In a recent article that was a collaborative effort between the AHA and MedPage, the AHA acknowledges that they are now pulling back from the low salt mantra. They are starting to embrace the quality research that has shown that sugar and a high-carbohydrate diet are not the best approach for cardiovascular disorders.
Blood Pressure: Sugar Worse Than Salt? includes an interview with the author of a recent research review published in the British Medical Journal Open Heart. James Dinicolatonio stated that sodium restriction guidelines were not evidence-based and were:
“the greatest con in preventive nutrition in human history…the emphasis on lowering dietary sodium in guidelines aimed at reducing hypertension is misguided and not evidence-based.”

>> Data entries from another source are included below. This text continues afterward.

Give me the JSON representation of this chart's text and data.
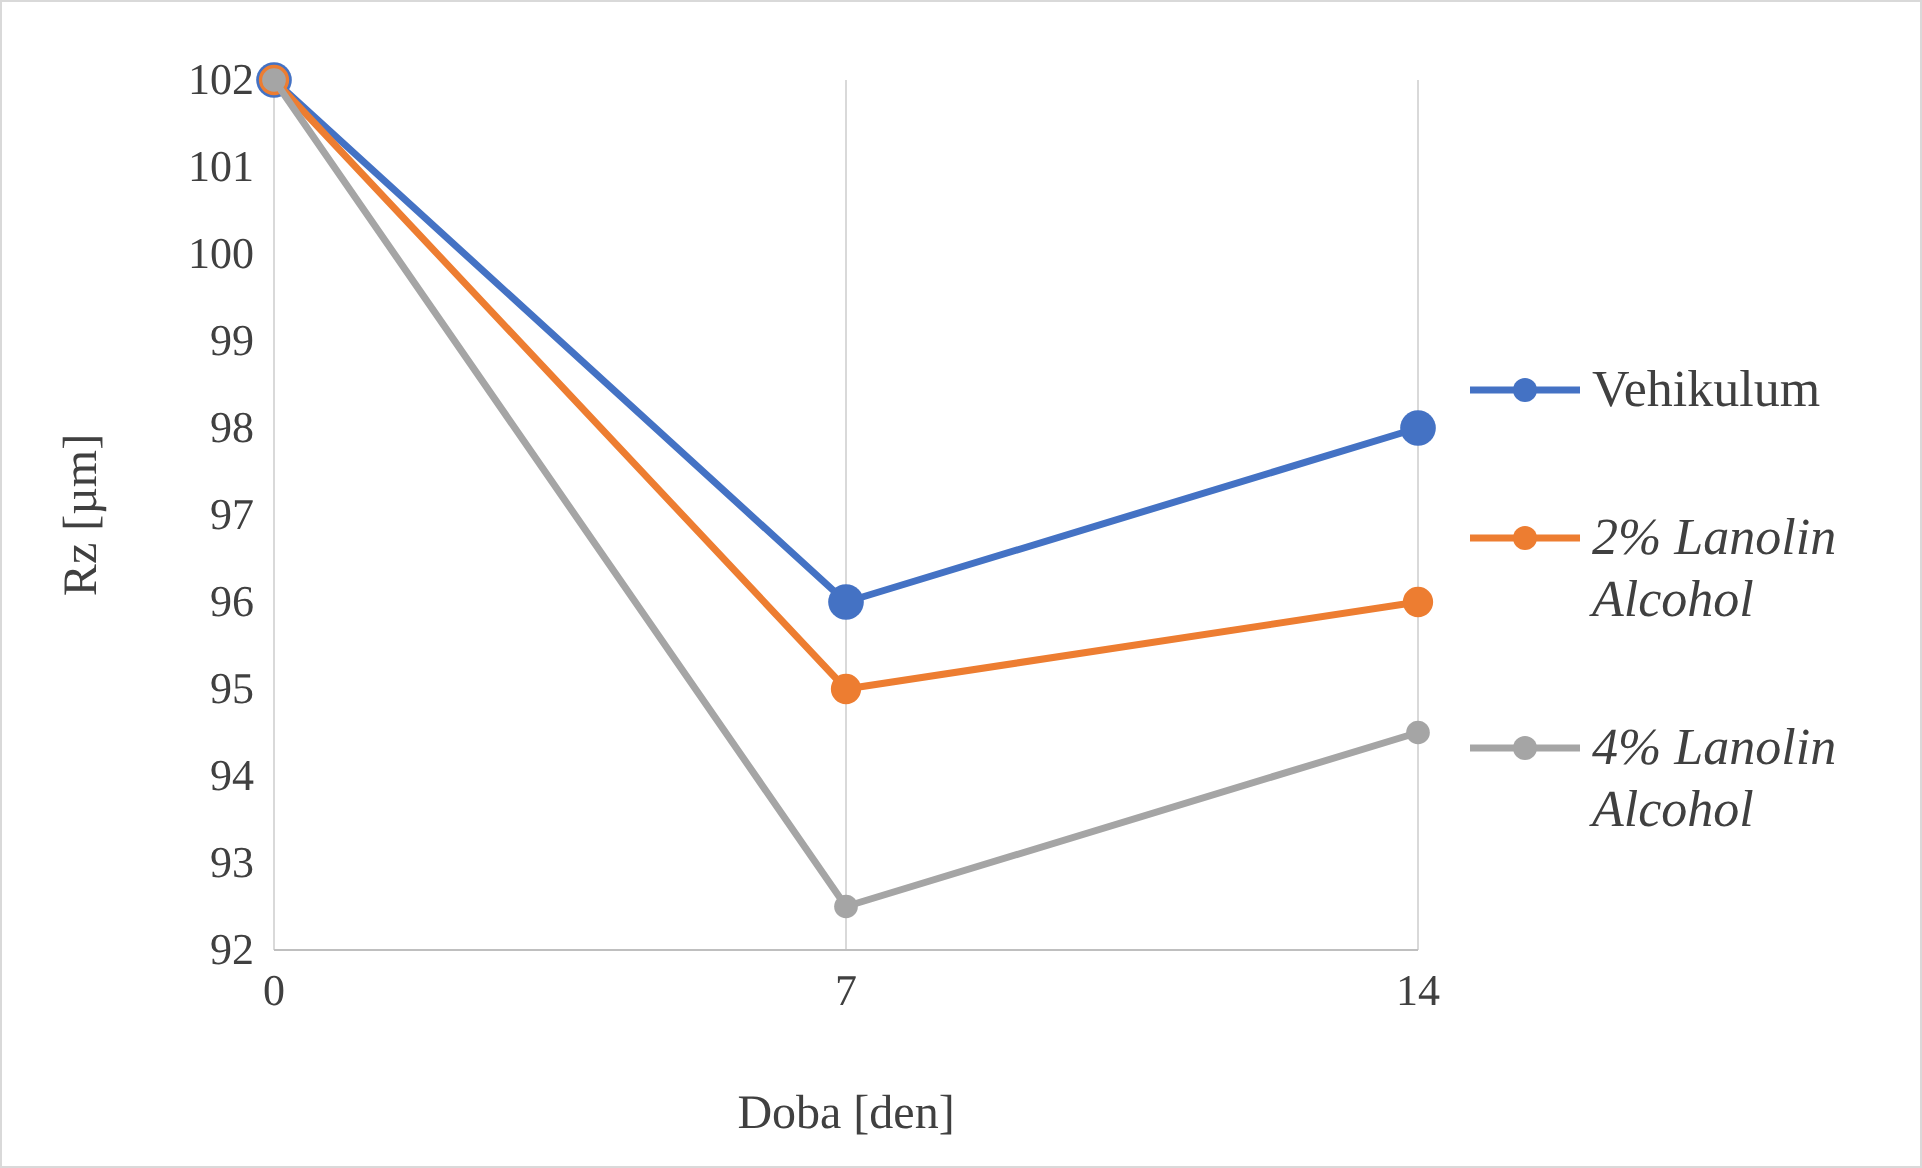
{
  "chart_data": {
    "type": "line",
    "xlabel": "Doba [den]",
    "ylabel": "Rz [µm]",
    "x": [
      0,
      7,
      14
    ],
    "series": [
      {
        "name": "Vehikulum",
        "color": "#4472c4",
        "values": [
          102,
          96,
          98
        ]
      },
      {
        "name": "2% Lanolin Alcohol",
        "color": "#ed7d31",
        "values": [
          102,
          95,
          96
        ]
      },
      {
        "name": "4% Lanolin Alcohol",
        "color": "#a5a5a5",
        "values": [
          102,
          92.5,
          94.5
        ]
      }
    ],
    "xlim": [
      0,
      14
    ],
    "xticks": [
      0,
      7,
      14
    ],
    "ylim": [
      92,
      102
    ],
    "yticks": [
      92,
      93,
      94,
      95,
      96,
      97,
      98,
      99,
      100,
      101,
      102
    ],
    "grid": "x",
    "legend": "right",
    "marker": "circle",
    "line_style": "solid"
  }
}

“Added sugars probably matter more than dietary sodium for hypertension, and fructose in particular may uniquely increase cardiovascular risk by inciting metabolic dysfunction and increasing blood pressure variability, myocardial oxygen demand, heart rate, and inflammation.”
This is real, folks. Spread the word.
The sugar in your coffee is worse for you than the coffee is.
It’s also worse than the salt you put on your eggs.
And by the way, the dietary guidelines report also blessed eggs – so enjoy the variety they bring to a low-carb way of eating!